SAN MATEO, Calif. — Unemployed social media manager Kyla Torres decided that the only way to see if pressing Shift+Enter will immediately send a half-finished, not-yet-proofread message is by pressing it now, concerned friends report.
“As a great philosopher once said, ‘you only live once.’ I don’t have time to look up whether LinkedIn recognizes Shift+Enter as a valid way to add a new line to this message, so fuck it. I just hit it to see,” recounted Torres, who is reported to frequently rip out external drives from her computer without properly ejecting them first. “Whelp, turns out it sent so I probably won’t be working at Kaleidoscope Advertising. I followed up with a quick apology and blocked the recruiter. On to the next one.”
Sandra Berry, the staffing recruiter at Kaleidoscope Advertising, had a surprising reaction to the bizarre transmission from Torres.
“Usually, my LinkedIn inbox is full of very professional, very generic messages from prospective candidates, so Kyla’s unhinged message really caught my eye,” recalled Berry, who admits to deleting most applications if they don’t come from a referral anyway. “But there was something refreshing about the half-finished, misspelled greeting followed by a quick ‘ah shit, srry’ apology before she blocked me. Her communication style shows decisiveness and I like that. If she ever unblocks me, I’m definitely reaching out for an interview.”

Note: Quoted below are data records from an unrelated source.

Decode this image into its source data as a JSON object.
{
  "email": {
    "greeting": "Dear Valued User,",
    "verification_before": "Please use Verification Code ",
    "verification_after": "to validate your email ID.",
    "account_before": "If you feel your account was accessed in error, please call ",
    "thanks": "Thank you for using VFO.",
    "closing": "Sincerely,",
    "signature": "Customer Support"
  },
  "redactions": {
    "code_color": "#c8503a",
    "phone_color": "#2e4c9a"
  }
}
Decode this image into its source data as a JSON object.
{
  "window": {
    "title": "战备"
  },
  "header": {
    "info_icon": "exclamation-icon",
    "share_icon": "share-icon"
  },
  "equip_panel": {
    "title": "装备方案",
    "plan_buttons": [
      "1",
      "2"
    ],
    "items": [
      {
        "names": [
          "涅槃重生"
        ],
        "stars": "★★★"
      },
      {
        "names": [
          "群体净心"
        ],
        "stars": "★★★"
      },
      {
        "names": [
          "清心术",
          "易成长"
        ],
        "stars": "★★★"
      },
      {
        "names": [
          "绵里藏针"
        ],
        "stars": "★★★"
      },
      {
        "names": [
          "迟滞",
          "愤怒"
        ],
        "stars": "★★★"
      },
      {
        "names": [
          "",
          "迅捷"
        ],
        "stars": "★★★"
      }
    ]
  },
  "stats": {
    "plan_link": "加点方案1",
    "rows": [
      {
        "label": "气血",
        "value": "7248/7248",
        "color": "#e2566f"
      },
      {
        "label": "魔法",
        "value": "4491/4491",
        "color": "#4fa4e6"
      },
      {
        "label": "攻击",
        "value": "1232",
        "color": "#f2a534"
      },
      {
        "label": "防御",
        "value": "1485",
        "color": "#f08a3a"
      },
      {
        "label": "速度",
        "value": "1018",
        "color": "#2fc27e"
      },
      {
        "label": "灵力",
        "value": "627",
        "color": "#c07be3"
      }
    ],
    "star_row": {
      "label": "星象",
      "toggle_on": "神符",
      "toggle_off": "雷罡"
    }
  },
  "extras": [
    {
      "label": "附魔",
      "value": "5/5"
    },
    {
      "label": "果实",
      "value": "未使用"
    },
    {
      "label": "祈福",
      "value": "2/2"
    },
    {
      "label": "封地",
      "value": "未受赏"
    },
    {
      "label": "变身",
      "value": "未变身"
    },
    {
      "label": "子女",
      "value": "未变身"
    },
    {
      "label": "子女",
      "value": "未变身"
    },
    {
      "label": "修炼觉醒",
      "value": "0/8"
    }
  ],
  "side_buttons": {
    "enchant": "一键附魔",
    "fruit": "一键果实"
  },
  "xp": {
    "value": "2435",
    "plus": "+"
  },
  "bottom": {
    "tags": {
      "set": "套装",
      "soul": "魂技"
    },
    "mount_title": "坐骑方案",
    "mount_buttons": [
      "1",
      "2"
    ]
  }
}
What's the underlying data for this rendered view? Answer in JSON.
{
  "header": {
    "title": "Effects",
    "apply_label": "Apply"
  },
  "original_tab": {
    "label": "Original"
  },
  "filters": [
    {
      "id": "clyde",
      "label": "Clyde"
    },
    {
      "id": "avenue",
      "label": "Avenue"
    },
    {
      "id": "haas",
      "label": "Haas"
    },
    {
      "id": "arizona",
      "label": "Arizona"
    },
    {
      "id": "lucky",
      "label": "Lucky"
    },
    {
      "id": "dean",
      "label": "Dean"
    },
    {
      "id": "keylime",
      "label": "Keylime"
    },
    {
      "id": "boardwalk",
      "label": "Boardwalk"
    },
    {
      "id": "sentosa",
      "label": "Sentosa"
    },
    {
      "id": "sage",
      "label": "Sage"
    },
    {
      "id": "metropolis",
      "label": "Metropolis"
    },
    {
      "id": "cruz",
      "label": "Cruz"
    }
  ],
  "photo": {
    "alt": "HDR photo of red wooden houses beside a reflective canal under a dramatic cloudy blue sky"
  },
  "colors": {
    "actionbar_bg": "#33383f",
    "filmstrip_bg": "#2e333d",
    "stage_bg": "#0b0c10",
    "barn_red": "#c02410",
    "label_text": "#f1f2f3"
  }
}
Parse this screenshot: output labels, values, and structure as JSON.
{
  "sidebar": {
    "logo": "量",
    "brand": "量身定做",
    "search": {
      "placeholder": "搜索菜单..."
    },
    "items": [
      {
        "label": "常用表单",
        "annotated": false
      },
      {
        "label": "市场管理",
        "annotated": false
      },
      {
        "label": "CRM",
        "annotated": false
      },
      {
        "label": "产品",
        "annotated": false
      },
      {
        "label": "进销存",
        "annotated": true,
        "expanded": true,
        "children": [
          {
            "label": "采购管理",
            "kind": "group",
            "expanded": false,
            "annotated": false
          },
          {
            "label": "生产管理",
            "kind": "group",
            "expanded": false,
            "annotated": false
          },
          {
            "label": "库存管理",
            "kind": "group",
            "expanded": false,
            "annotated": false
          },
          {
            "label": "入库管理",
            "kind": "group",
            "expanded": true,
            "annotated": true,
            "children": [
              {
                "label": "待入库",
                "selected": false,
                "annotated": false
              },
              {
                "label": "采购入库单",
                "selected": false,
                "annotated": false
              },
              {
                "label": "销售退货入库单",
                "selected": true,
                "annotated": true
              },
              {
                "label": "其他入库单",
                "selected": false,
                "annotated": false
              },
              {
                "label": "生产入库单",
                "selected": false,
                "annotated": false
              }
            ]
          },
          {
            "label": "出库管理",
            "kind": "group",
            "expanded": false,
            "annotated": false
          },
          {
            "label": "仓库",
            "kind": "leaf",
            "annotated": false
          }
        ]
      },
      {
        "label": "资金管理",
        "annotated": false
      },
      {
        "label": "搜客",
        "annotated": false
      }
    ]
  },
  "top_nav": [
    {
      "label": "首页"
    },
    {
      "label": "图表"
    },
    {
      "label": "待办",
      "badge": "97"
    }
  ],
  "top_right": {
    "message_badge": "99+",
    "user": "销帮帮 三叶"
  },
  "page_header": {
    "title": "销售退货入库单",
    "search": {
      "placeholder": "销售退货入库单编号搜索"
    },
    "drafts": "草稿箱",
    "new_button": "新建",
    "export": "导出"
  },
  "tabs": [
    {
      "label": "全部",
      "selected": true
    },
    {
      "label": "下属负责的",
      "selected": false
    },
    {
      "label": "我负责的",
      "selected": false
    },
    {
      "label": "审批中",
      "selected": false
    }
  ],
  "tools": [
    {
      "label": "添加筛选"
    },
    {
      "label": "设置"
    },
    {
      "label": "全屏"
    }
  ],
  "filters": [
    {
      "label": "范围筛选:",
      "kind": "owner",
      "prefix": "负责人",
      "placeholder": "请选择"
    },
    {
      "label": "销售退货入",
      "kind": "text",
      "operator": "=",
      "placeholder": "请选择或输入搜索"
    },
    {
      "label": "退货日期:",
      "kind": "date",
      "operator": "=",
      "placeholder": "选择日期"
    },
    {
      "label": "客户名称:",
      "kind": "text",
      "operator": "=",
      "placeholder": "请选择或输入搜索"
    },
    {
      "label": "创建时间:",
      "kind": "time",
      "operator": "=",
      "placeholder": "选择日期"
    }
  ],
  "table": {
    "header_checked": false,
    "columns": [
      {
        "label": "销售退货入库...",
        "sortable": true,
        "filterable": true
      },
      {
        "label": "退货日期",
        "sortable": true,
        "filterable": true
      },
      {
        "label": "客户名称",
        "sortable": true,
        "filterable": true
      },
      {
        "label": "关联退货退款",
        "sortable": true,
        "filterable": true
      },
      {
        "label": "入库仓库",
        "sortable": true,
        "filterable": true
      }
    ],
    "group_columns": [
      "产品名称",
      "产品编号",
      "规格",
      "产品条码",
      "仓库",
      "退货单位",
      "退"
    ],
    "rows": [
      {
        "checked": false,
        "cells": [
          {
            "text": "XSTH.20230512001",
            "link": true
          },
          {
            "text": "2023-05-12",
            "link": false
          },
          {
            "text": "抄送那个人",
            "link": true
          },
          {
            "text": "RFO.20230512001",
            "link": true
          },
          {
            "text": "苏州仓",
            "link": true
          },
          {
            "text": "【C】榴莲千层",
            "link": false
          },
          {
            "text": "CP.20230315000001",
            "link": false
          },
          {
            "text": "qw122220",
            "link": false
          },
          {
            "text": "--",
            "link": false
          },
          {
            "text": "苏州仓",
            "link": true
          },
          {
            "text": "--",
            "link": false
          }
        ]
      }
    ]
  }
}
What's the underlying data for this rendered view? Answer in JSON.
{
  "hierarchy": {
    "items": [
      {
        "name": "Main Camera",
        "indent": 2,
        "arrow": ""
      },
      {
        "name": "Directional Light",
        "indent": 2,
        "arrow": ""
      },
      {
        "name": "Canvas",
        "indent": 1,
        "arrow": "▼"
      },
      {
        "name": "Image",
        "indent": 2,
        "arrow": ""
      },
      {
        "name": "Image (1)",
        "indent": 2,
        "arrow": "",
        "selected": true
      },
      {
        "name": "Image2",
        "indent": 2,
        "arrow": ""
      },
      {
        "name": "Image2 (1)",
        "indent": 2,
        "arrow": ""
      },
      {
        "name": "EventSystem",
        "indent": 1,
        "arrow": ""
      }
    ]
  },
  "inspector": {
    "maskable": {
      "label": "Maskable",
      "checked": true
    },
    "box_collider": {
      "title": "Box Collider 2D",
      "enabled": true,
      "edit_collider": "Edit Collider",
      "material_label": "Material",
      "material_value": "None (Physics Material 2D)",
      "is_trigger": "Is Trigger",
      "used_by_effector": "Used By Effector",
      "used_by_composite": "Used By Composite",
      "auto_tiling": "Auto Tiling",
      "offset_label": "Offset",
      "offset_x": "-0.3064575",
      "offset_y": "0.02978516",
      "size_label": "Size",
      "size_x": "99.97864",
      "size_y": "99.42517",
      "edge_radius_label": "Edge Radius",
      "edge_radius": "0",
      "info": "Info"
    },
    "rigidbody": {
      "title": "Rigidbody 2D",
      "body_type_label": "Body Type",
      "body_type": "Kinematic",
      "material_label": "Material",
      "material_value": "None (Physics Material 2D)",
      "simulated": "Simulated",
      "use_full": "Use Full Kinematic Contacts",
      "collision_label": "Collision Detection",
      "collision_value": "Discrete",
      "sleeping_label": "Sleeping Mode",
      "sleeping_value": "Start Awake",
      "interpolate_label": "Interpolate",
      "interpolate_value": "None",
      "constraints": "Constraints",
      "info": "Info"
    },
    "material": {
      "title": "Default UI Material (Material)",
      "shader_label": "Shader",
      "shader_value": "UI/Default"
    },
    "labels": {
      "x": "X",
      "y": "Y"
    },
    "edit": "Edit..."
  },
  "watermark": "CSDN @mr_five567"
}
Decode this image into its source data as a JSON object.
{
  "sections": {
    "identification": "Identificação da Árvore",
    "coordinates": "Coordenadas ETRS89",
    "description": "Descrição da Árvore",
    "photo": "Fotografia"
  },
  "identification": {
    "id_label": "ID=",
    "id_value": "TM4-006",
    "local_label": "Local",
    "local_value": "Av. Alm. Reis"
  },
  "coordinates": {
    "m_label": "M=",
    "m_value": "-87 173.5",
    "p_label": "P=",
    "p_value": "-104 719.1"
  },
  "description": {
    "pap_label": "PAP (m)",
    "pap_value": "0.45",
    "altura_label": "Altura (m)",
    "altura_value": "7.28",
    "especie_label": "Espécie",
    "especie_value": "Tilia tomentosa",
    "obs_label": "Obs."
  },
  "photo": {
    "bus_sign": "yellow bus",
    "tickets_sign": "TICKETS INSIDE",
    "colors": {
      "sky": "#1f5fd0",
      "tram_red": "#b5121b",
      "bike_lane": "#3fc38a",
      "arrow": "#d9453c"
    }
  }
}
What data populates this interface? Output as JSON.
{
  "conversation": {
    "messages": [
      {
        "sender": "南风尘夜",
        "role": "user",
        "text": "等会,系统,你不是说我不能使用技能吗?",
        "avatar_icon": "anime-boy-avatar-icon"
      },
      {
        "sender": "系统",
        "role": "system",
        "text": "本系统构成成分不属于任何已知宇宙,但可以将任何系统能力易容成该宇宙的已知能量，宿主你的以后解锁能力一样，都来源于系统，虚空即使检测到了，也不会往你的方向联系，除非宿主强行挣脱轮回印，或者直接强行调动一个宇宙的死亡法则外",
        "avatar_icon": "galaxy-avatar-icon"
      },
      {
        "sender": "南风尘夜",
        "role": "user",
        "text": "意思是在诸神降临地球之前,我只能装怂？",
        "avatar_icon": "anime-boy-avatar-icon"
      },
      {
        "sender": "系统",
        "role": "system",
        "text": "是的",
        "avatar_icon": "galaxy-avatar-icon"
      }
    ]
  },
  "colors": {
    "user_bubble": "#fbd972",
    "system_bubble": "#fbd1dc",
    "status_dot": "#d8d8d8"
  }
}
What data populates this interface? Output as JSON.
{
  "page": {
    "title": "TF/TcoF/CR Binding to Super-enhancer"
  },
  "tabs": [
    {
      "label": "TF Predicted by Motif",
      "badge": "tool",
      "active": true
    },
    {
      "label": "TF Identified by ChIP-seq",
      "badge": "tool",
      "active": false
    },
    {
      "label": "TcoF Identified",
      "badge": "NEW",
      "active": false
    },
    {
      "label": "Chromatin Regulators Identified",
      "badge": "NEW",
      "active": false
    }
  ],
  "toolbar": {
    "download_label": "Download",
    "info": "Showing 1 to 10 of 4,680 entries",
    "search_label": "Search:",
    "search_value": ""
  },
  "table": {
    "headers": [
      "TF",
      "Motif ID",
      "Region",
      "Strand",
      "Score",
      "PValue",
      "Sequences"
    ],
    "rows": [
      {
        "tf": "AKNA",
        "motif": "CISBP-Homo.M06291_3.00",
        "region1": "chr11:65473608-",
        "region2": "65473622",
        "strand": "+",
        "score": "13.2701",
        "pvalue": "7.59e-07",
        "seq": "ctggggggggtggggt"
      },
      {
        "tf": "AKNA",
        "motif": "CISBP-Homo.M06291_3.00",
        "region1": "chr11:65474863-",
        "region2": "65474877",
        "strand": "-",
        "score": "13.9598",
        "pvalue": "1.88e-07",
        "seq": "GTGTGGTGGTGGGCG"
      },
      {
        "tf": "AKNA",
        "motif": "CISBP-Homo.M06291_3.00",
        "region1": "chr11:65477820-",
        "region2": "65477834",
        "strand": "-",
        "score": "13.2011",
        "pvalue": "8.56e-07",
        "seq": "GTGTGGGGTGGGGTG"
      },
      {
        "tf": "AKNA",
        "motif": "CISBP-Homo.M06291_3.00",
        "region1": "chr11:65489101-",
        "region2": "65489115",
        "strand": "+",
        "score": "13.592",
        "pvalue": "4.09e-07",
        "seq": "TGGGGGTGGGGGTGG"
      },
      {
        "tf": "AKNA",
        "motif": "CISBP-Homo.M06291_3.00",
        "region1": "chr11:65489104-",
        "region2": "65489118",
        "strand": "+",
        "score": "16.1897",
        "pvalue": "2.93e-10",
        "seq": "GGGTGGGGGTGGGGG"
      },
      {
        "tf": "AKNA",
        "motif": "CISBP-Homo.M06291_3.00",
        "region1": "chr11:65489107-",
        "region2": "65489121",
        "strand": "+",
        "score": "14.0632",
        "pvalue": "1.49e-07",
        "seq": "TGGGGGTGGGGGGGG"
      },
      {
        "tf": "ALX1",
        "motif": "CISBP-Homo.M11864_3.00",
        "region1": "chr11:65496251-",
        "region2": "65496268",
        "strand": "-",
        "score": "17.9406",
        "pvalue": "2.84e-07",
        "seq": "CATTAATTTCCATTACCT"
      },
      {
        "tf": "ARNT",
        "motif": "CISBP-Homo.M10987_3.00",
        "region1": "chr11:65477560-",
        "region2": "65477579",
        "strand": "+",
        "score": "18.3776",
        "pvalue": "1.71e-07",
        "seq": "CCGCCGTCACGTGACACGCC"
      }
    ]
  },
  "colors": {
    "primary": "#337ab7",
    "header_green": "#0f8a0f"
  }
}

A software engineer with years of web development experience explained the seeming randomness of what Shift+Enter does in various messaging platforms.
“We flip a coin. It’s as simple as that,” admitted software developer Connor Large, who works on LinkedIn’s dick pic screening team. “There’s no standardization because that would take all the fun out. There are obvious workarounds to avoid an embarrassing situation, like pasting your message into Notepad++, configuring newlines for whatever operating system may interpret your message (\n vs \r\n), and pasting it back in the message window. God, do I have to teach you luddites everything? This is Computers for Dumbfucks 101.”